At the Leeds Racial Harassment Project, director Shakeel Meer said: “They’ve developed their own very different culture within Islam, and they’re not totally Pakistani or totally Islamic, and they’re not totally British, either. These kids face quite an identity crisis. They’re fighting to assert themselves not on one or two fronts, but in three or four different directions.”
In the aftermath of the bloodshed to the south in London, authorities, religious leaders and community activists are trying to keep racial tensions in Leeds at bay. But the candlelight peace vigils are scoffed at by the white teenagers who complain about Pakistanis playing soccer in “our park,” and the multicultural solidarity picnics are of little help to the pub-keeper whose parking lot one recent evening suddenly teemed with Asian gang members seeking to back up a member involved in a drunken brawl.
In Beeston, teenage Irish mothers trundled babies across the broken sidewalks this week without greeting the veiled Muslim women chatting in neighborly clusters over low garden walls.
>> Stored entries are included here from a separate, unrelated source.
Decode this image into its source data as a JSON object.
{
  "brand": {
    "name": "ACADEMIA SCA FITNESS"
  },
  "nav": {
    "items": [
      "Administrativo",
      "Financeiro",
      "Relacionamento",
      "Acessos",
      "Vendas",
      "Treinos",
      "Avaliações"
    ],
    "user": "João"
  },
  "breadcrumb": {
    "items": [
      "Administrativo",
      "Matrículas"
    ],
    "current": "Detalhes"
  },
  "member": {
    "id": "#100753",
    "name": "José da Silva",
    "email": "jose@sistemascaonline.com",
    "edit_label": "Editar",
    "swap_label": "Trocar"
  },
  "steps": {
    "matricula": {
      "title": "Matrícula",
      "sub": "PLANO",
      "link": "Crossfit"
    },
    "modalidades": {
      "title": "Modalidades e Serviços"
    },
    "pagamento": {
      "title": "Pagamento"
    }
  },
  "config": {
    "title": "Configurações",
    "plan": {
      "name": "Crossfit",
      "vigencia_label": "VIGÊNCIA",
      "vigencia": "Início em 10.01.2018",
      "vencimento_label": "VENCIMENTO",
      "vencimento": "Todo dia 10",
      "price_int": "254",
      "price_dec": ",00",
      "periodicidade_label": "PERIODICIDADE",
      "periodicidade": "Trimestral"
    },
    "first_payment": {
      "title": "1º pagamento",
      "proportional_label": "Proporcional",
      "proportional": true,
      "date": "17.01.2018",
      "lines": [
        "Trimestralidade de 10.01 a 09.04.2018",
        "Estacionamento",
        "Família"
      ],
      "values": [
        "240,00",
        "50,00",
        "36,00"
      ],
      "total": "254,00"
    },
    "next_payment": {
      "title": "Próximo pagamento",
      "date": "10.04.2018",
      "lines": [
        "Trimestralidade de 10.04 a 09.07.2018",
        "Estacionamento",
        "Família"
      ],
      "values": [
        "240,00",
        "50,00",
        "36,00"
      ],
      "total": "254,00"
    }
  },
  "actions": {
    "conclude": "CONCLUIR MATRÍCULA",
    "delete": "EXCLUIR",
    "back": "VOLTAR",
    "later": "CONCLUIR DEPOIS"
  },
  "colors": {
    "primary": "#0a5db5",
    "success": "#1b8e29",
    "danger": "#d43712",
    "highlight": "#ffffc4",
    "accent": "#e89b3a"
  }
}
In the park where Tyrone Clarke died, blacks cheered on one another in patois as they played ball by themselves while Pakistanis did the same nearby.
Five white teenagers smoking marijuana watched with a contempt they didn’t bother to disguise.
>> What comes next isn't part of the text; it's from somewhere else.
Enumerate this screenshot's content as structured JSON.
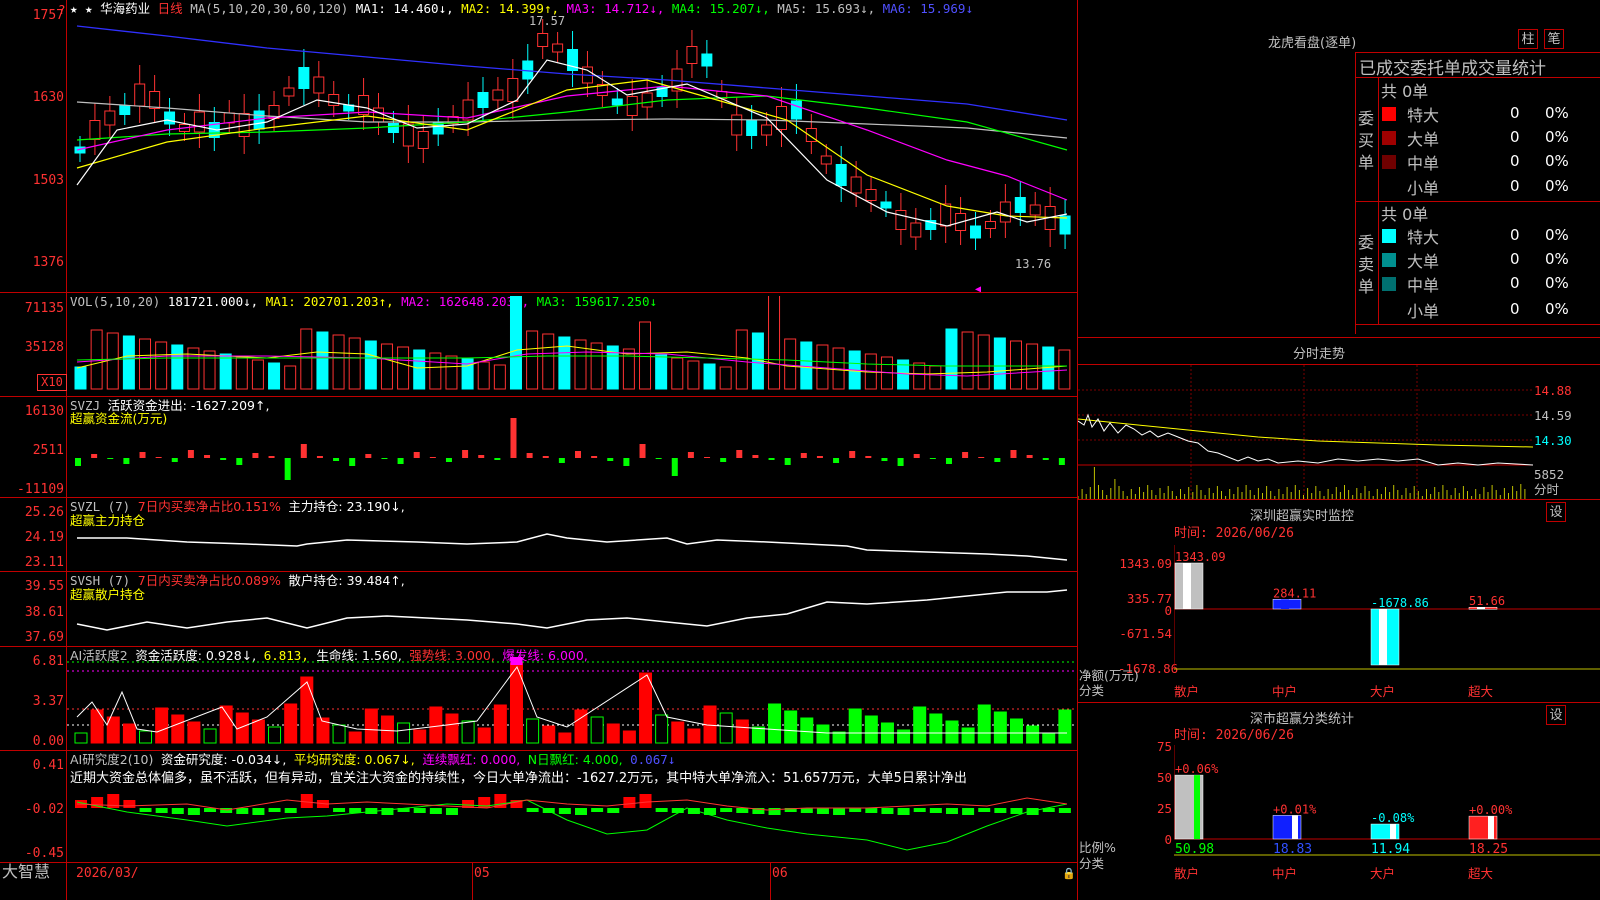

“They start fights with us because we’re white,” said Damien Woodham, 18. “They’re [expletive] racist.”
His friend Martin Davison, also 18, complained that the park “used to be ours, but now,” he said, using a racial slur, “they don’t let the white lads cross.”
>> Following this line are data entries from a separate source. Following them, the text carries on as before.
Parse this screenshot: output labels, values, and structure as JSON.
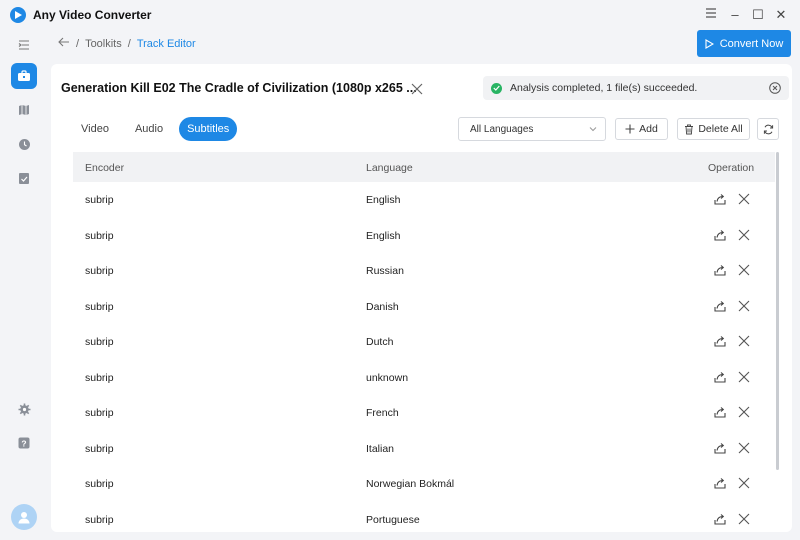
{
  "app": {
    "title": "Any Video Converter"
  },
  "window": {
    "minimize": "–",
    "maximize": "☐",
    "close": "✕"
  },
  "breadcrumb": {
    "root": "Toolkits",
    "sep1": "/",
    "sep2": "/",
    "current": "Track Editor"
  },
  "convert_button": {
    "label": "Convert Now"
  },
  "file": {
    "title": "Generation Kill E02 The Cradle of Civilization (1080p x265 ..."
  },
  "status": {
    "text": "Analysis completed, 1 file(s) succeeded."
  },
  "tabs": [
    {
      "label": "Video"
    },
    {
      "label": "Audio"
    },
    {
      "label": "Subtitles"
    }
  ],
  "active_tab": "Subtitles",
  "language_filter": {
    "selected": "All Languages"
  },
  "toolbar": {
    "add": "Add",
    "delete_all": "Delete All"
  },
  "table": {
    "headers": {
      "encoder": "Encoder",
      "language": "Language",
      "operation": "Operation"
    },
    "rows": [
      {
        "encoder": "subrip",
        "language": "English"
      },
      {
        "encoder": "subrip",
        "language": "English"
      },
      {
        "encoder": "subrip",
        "language": "Russian"
      },
      {
        "encoder": "subrip",
        "language": "Danish"
      },
      {
        "encoder": "subrip",
        "language": "Dutch"
      },
      {
        "encoder": "subrip",
        "language": "unknown"
      },
      {
        "encoder": "subrip",
        "language": "French"
      },
      {
        "encoder": "subrip",
        "language": "Italian"
      },
      {
        "encoder": "subrip",
        "language": "Norwegian Bokmál"
      },
      {
        "encoder": "subrip",
        "language": "Portuguese"
      }
    ]
  },
  "colors": {
    "accent": "#1e88e5",
    "success": "#28b463",
    "background": "#f3f4f7"
  }
}
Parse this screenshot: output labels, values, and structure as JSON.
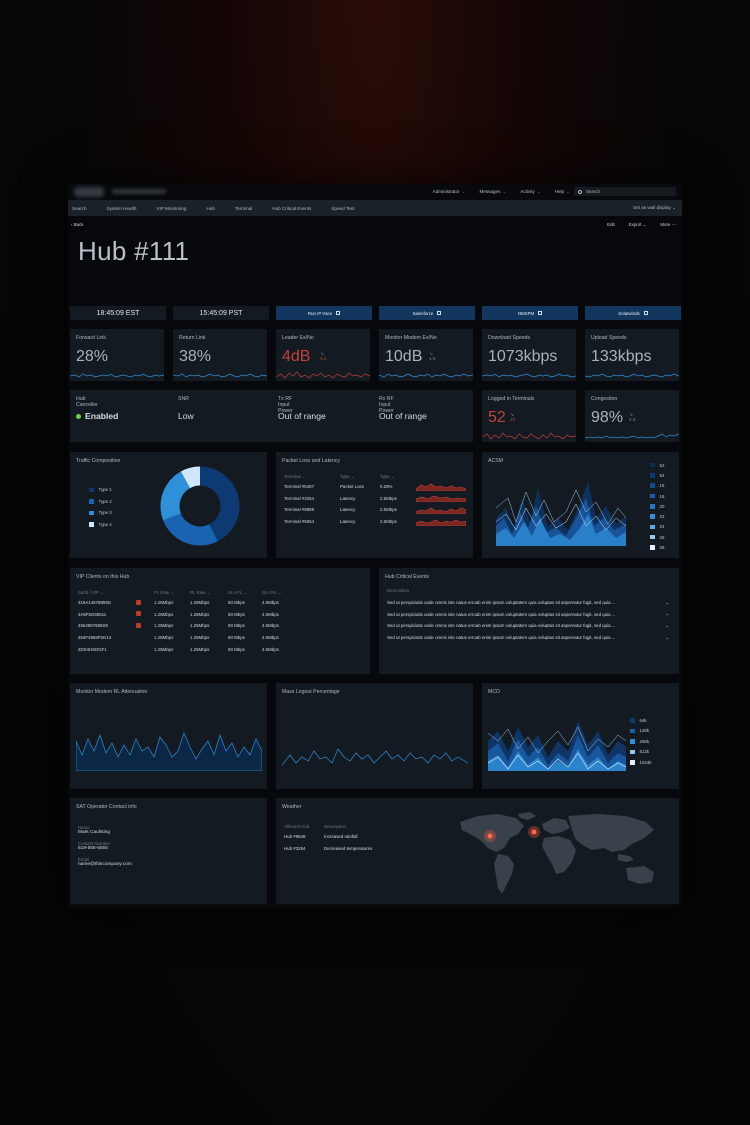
{
  "nav": {
    "top_items": [
      {
        "label": "Administrator"
      },
      {
        "label": "Messages"
      },
      {
        "label": "Activity"
      },
      {
        "label": "Help"
      }
    ],
    "search_placeholder": "Search",
    "sub_items": [
      "Search",
      "System Health",
      "VIP Monitoring",
      "Hub",
      "Terminal",
      "Hub Critical Events",
      "Speed Test"
    ],
    "wall_display": "Set as wall display"
  },
  "actions": {
    "back": "Back",
    "edit": "Edit",
    "export": "Export",
    "more": "More"
  },
  "page_title": "Hub #111",
  "clocks": [
    "18:45:09 EST",
    "15:45:09 PST"
  ],
  "links": [
    "Run IP trace",
    "Salesforce",
    "NMSPM",
    "Solarwinds"
  ],
  "metrics": [
    {
      "label": "Forward Link",
      "value": "28%"
    },
    {
      "label": "Return Link",
      "value": "38%"
    },
    {
      "label": "Leader Es/No",
      "value": "4dB",
      "trend": "3.4",
      "alert": true
    },
    {
      "label": "Monitor Modem Es/No",
      "value": "10dB",
      "trend": "1.5"
    },
    {
      "label": "Download Speeds",
      "value": "1073kbps"
    },
    {
      "label": "Upload Speeds",
      "value": "133kbps"
    }
  ],
  "status": [
    {
      "label": "Hub Canceller",
      "value": "Enabled"
    },
    {
      "label": "SNR",
      "value": "Low"
    },
    {
      "label": "Tx RF Input Power",
      "value": "Out of range"
    },
    {
      "label": "Rx RF Input Power",
      "value": "Out of range"
    }
  ],
  "terminals": {
    "label": "Logged in Terminals",
    "value": "52",
    "trend": "10"
  },
  "congestion": {
    "label": "Congestion",
    "value": "98%",
    "trend": "2.3"
  },
  "traffic": {
    "title": "Traffic Composition",
    "legend": [
      "Type 1",
      "Type 2",
      "Type 3",
      "Type 4"
    ],
    "colors": [
      "#0d3a73",
      "#1a63b0",
      "#2f8fd8",
      "#cfe6fb"
    ]
  },
  "packet": {
    "title": "Packet Loss and Latency",
    "headers": [
      "Terminal",
      "Type",
      "Type"
    ],
    "rows": [
      [
        "Terminal #6497",
        "Packet Loss",
        "0.28%"
      ],
      [
        "Terminal #3264",
        "Latency",
        "2.5Mbps"
      ],
      [
        "Terminal #9899",
        "Latency",
        "2.5Mbps"
      ],
      [
        "Terminal #5554",
        "Latency",
        "2.5Mbps"
      ]
    ]
  },
  "acsm": {
    "title": "ACSM",
    "legend": [
      "52",
      "54",
      "16",
      "18",
      "20",
      "22",
      "24",
      "26",
      "28"
    ]
  },
  "vip": {
    "title": "VIP Clients on this Hub",
    "headers": [
      "SatId / VIP",
      "FL Rate",
      "RL Rate",
      "SLA FL",
      "SLA RL"
    ],
    "rows": [
      [
        "316A14678859G",
        "1.25Mbps",
        "1.25Mbps",
        "60 Mbps",
        "4.5Mbps"
      ],
      [
        "3A5F5G65611",
        "1.25Mbps",
        "1.25Mbps",
        "60 Mbps",
        "4.5Mbps"
      ],
      [
        "4564657685S9",
        "1.25Mbps",
        "1.25Mbps",
        "60 Mbps",
        "4.5Mbps"
      ],
      [
        "353F4968F5G14",
        "1.25Mbps",
        "1.25Mbps",
        "60 Mbps",
        "4.5Mbps"
      ],
      [
        "2DS4HSDGF1",
        "1.25Mbps",
        "1.25Mbps",
        "60 Mbps",
        "4.5Mbps"
      ]
    ]
  },
  "critical": {
    "title": "Hub Critical Events",
    "header": "Description",
    "rows": [
      "Sed ut perspiciatis unde omnis iste natus erroab enim ipsam voluptatem quia voluptas sit aspernatur fugit, sed quia ...",
      "Sed ut perspiciatis unde omnis iste natus erroab enim ipsam voluptatem quia voluptas sit aspernatur fugit, sed quia ...",
      "Sed ut perspiciatis unde omnis iste natus erroab enim ipsam voluptatem quia voluptas sit aspernatur fugit, sed quia ...",
      "Sed ut perspiciatis unde omnis iste natus erroab enim ipsam voluptatem quia voluptas sit aspernatur fugit, sed quia ..."
    ]
  },
  "attenuation": {
    "title": "Monitor Modem RL Attenuation"
  },
  "logout": {
    "title": "Mass Logout Percentage"
  },
  "mcd": {
    "title": "MCD",
    "legend": [
      "64k",
      "128k",
      "256k",
      "512k",
      "1024k"
    ]
  },
  "contact": {
    "title": "SAT Operator Contact info",
    "name_label": "Name",
    "name": "Mark Caulsting",
    "phone_label": "Contact Number",
    "phone": "619-555-5555",
    "email_label": "Email",
    "email": "name@thiscompany.com"
  },
  "weather": {
    "title": "Weather",
    "headers": [
      "Affected Hub",
      "Description"
    ],
    "rows": [
      [
        "Hub #9846",
        "Increased rainfall"
      ],
      [
        "Hub #3264",
        "Decreased temperatures"
      ]
    ]
  },
  "colors": {
    "accent_blue": "#13365f",
    "alert_red": "#c0423a",
    "ok_green": "#6fcf3c",
    "line_blue": "#2f8fd8"
  }
}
Residents who are willing to talk frankly about race relations in Beeston do so only under the cloak of anonymity, fearful of reprisals.
“I’m really worried,” admitted a young mother from Kashmir, coming home from her office job with the power company. “We keep hearing that they’re coming for us, that there’ll be attacks against Muslims here because of the bombers. We had nothing to do with that!”
A white retiree standing beneath a “For Sale” sign outside his home watched Pakistani teenagers shout obscenities at one another in jest. His wife’s baskets of pink fuchsias hung in vain sentry along the wall, unable to camouflage the terrace junkyard next door where junkies often gather.
“You see them dealing drugs all the time—just look at the late-year BMWs and Mercedes you see around here being driven by these young Pakistanis with no visible means of support. Reporting it does no good. I’ve had two cars smashed in, people threatening me,” the man said.
“They always hide behind the word ‘Islam,’ but how many Muslims do you see getting stoned out of their minds on vodka and coke, sticking needles in their arm, chasing after young girls. Their parents are decent people who have no idea what their kids have got into.”
Two blocks away, the police have raided another house. Boys bicycle up to the new police tape at the end of the street. Neighbors politely ask to duck under to take their groceries home. People sit on their stoops as the plastic sheeting goes up again. There is nothing to see anymore, but still they look.